The persistence of the digital divide in the era of widespread computing probably poses the biggest challenge to the realisation of the promise that the Internet would offer deliverance to society at large.

In simple terms, the problems can be condensed in two sets. The first is the problem of access to computing — not to hardware but in the ability to handle computers in the language you already know. The second set of problems arises from the lack of content, or ‘knowledge' as stated in more fashionable terms.

Basically, access to computers — understood not merely as having a device to use, but as one which people can actually use in the language they know — arises from the ability to make the machine understand what you want it to do, in your own language. The initial innovators in Indian language computing designed their own fonts, but quickly realised that a more universal “language” was needed in order to be more accessible.

The adoption of Unicode as a universal standard for localisation was a “fundamental enablement” because it enables a font to be recognised in any format, irrespective of platforms and operating systems, says Meghashyam Karanam, project manager for localisation at Microsoft India. The Unicode has quickly grown to become a computing industry standard for the consistent encoding, representation and handling of text expressed in most of the world's writing systems. Its latest version, Unicode 6.1, consists of a repertoire of more than 110,000 characters covering 100 scripts.

Realising that its own interests were tied to the wider adoption of Indian language computing, Microsoft undertook a drive towards localising its own software in Indian languages, soon after Bill Gates visited India in 1998.

By 2000, it started supporting Hindi; it now supports 12 Indian languages.
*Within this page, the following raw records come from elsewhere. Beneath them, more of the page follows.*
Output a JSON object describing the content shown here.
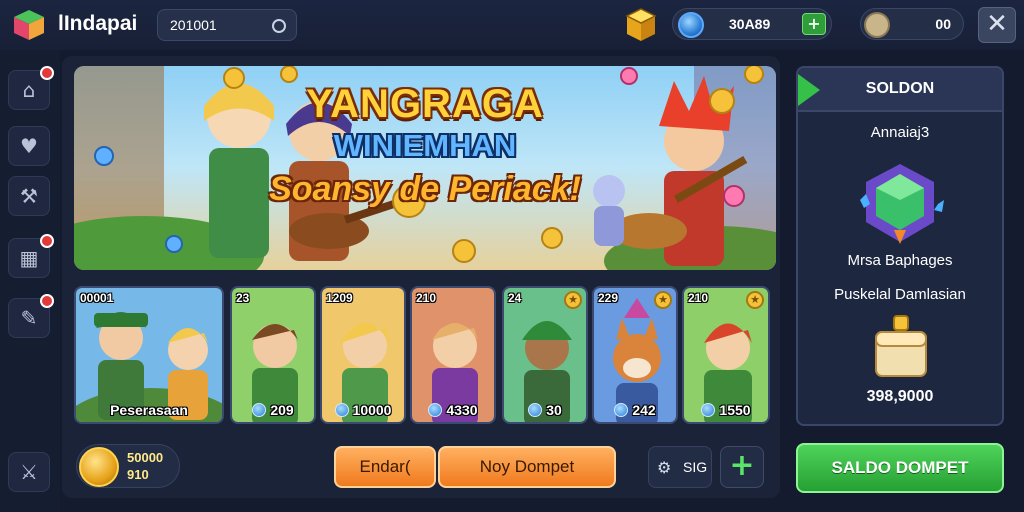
{
  "header": {
    "app_title": "lIndapai",
    "search_value": "201001",
    "gem_value": "30A89",
    "gem_add": "+",
    "chat_value": "00",
    "close": "✕"
  },
  "sidebar": {
    "items": [
      {
        "name": "home",
        "icon": "⌂",
        "badge": true
      },
      {
        "name": "inventory",
        "icon": "♥",
        "badge": false
      },
      {
        "name": "tools",
        "icon": "⚒",
        "badge": false
      },
      {
        "name": "calendar",
        "icon": "▦",
        "badge": true
      },
      {
        "name": "notes",
        "icon": "✎",
        "badge": true
      },
      {
        "name": "battle",
        "icon": "⚔",
        "badge": false
      }
    ]
  },
  "banner": {
    "line1": "YANGRAGA",
    "line2": "WINIEMHAN",
    "line3": "Soansy de Periack!"
  },
  "cards": [
    {
      "tag": "00001",
      "price": "Peserasaan",
      "star": false,
      "coin": false,
      "bg": "#4f8a3a"
    },
    {
      "tag": "23",
      "price": "209",
      "star": false,
      "coin": true,
      "bg": "#66a84a"
    },
    {
      "tag": "1209",
      "price": "10000",
      "star": false,
      "coin": true,
      "bg": "#d8a24a"
    },
    {
      "tag": "210",
      "price": "4330",
      "star": false,
      "coin": true,
      "bg": "#c9744a"
    },
    {
      "tag": "24",
      "price": "30",
      "star": true,
      "coin": true,
      "bg": "#4a8f5a"
    },
    {
      "tag": "229",
      "price": "242",
      "star": true,
      "coin": true,
      "bg": "#4a7fc9"
    },
    {
      "tag": "210",
      "price": "1550",
      "star": true,
      "coin": true,
      "bg": "#5aa048"
    }
  ],
  "footer": {
    "wallet_line1": "50000",
    "wallet_line2": "910",
    "btn1": "Endar(",
    "btn2": "Noy Dompet",
    "sig_text": "SIG",
    "plus": "+"
  },
  "right_panel": {
    "title": "SOLDON",
    "subtitle": "Annaiaj3",
    "line1": "Mrsa Baphages",
    "line2": "Puskelal Damlasian",
    "price": "398,9000"
  },
  "cta": {
    "label": "SALDO DOMPET"
  },
  "colors": {
    "accent_green": "#2fb33f",
    "accent_orange": "#f28a2a",
    "bg": "#141b2e"
  }
}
Many of its software packages, including its popular Office Suite, now support the use of at least some Indian languages.

Pradeep Parappil, senior lead product manager, Windows, Microsoft India, says the company now offers bilingual and trilingual dictionaries, available as free downloads.

Content generation

While access is the most basic of the problems, content generation in Indian languages is still an issue. The problems are twofold, explains Mr. Karanam. The first arises from the huge backlog of undigitised content in Indian languages. The second is the question of translation of content — from Indian languages as well as from English and other languages.

Machine translation, which utilises software to translate text or speech from one natural language to another, also requires a sufficiently large body of texts in the native languages to become viable, says Mr. Karanam. The lack of a large enough body of digitised text in the Indian languages is thus a problem, which impairs the wider dissemination of “knowledge” in the Indian languages, he avers.

Microsoft has developed WikiBhasha, a multilingual content creation tool specifically designed for Wikipedia so that its users access English versions and translate them into the Indian languages.

Mr. Karanam believes that “wider collaboration” among industry, academia and the original generators of content in the Indian languages is necessary to bridge the content deficit. “Language technologies,” he says, are being developed, for instance by academics at Indian Institute of Technology–Mumbai, Patiala University, Ravenshaw University (Orissa) and several others. Referring to the enormous volume of content being generated in the Indian languages, in movies, television and blogs, apart from printed newspapers and books, he says, “It is only logical that the digital world will realise the need for greater momentum.”